Carte des manifestations prévues contre l'ACTA samedi

Nous vous parlions, fin janvier, de l’Accord commercial anti-contrefaçon, généralement désigné sous son acronyme anglais ACTA.

Ce projet de traité multilatéral, qui vise à créer des standards internationaux en matière de propriété intellectuelle, soulève beaucoup d’inquiétude chez les défenseurs de la liberté d’Internet, comme l’Electronic Frontier Foundation, Public Knowledge et La Quadrature du Net.

Des manifestations sont prévues un peu partout dans le monde demain, surtout en Europe, considérée comme le dernier rempart contre l’adoption du traité.

Celui-ci semble d’ailleurs commencer à se fissurer. Après des pays de l’Europe de l’Est, comme la Pologne, la République tchèque, la Slovaquie et la Lettonie, c’est maintenant au tour de l’Allemagne de mettre sa signature de l’accord en veilleuse. Les raisons invoquées par ces pays sont les craintes que l’accord contienne d’importantes entraves à la liberté d’Internet.

Une menace gonflée?

Or, ces craintes sont-elles justifiées? Il semblerait que non. Dans une très intéressante analyse publiée au début du mois, Ars Technica souligne qu’en raison  les propositions les plus controversées en ce qui a trait à Internet ont été retirées, ou sont grandement atténuées dans la version finale de l’accord.

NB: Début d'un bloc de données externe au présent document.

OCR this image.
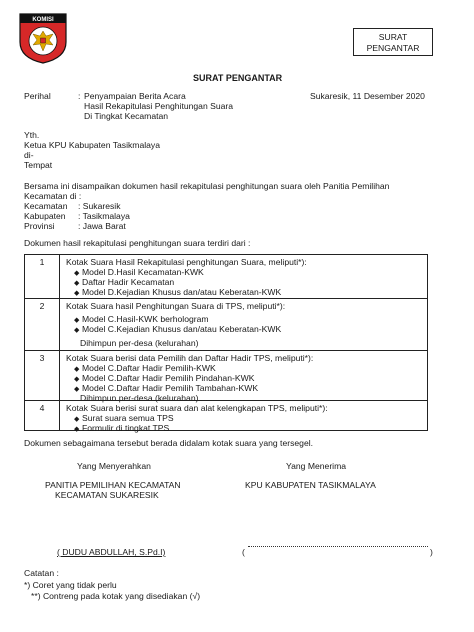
KOMISI
SURAT
PENGANTAR
SURAT PENGANTAR
Perihal	: Penyampaian Berita Acara
Hasil Rekapitulasi Penghitungan Suara
Di Tingkat Kecamatan
Sukaresik, 11 Desember 2020
Yth.
Ketua KPU Kabupaten Tasikmalaya
di-
Tempat
Bersama ini disampaikan dokumen hasil rekapitulasi penghitungan suara oleh Panitia Pemilihan
Kecamatan di :
Kecamatan : Sukaresik
Kabupaten : Tasikmalaya
Provinsi	: Jawa Barat
Dokumen hasil rekapitulasi penghitungan suara terdiri dari :
1	Kotak Suara Hasil Rekapitulasi penghitungan Suara, meliputi*):
◆ Model D.Hasil Kecamatan-KWK
◆ Daftar Hadir Kecamatan
◆ Model D.Kejadian Khusus dan/atau Keberatan-KWK
2	Kotak Suara hasil Penghitungan Suara di TPS, meliputi*):
◆ Model C.Hasil-KWK berhologram
◆ Model C.Kejadian Khusus dan/atau Keberatan-KWK
Dihimpun per-desa (kelurahan)
3	Kotak Suara berisi data Pemilih dan Daftar Hadir TPS, meliputi*):
◆ Model C.Daftar Hadir Pemilih-KWK
◆ Model C.Daftar Hadir Pemilih Pindahan-KWK
◆ Model C.Daftar Hadir Pemilih Tambahan-KWK
Dihimpun per-desa (kelurahan)
4	Kotak Suara berisi surat suara dan alat kelengkapan TPS, meliputi*):
◆ Surat suara semua TPS
◆ Formulir di tingkat TPS
Dokumen sebagaimana tersebut berada didalam kotak suara yang tersegel.
Yang Menyerahkan
PANITIA PEMILIHAN KECAMATAN
KECAMATAN SUKARESIK
( DUDU ABDULLAH, S.Pd.I)
Yang Menerima
KPU KABUPATEN TASIKMALAYA
(	)
Catatan :
*) Coret yang tidak perlu
**) Contreng pada kotak yang disediakan (√)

Le blogue spécialisé s’affaire à remettre les pendules à l’heure au sujet de quatre affirmations sur l’ACTA qui sont, dit-il, erronées, et qui continuent d’être véhiculées. Ainsi :

  • Les fournisseurs de services Internet (FSI) ne seraient pas forcés de surveiller l’activité en ligne de leurs clients.
  • L’ACTA ne bannirait pas les médicaments génériques à destination des pays en développement (mais pourrait en ralentir la circulation, admet Ars Technica).
  • Les signataires de l’ACTA ne seraient pas obligés d’appliquer les mesures les plus critiquées des projets de loi américains SOPA et PIPA, comme celles qui dressaient une liste noire de sites à bannir des moteurs de recherche et des sites de paiement en ligne. Comme l’indique Michael Geist (titulaire de la Chaire de recherche du Canada en droit d’Internet et du commerce électronique, qui s’oppose à l’ACTA), les dispositions controversées de l’accord ne sont pas obligatoires, mais bien optionnelles.
  • Enfin, les FSI ne seraient pas obligés d’exercer une surveillance de leurs réseaux à la recherche de matériel (comme des phrases) sujet à des droits d’auteur.

Ces faussetés ou imprécisions véhiculées au sujet de l’ACTA valent aujourd’hui un éditorial incendiaire du Register, qui déplore la désinformation en filigrane des manifestations prévues demain.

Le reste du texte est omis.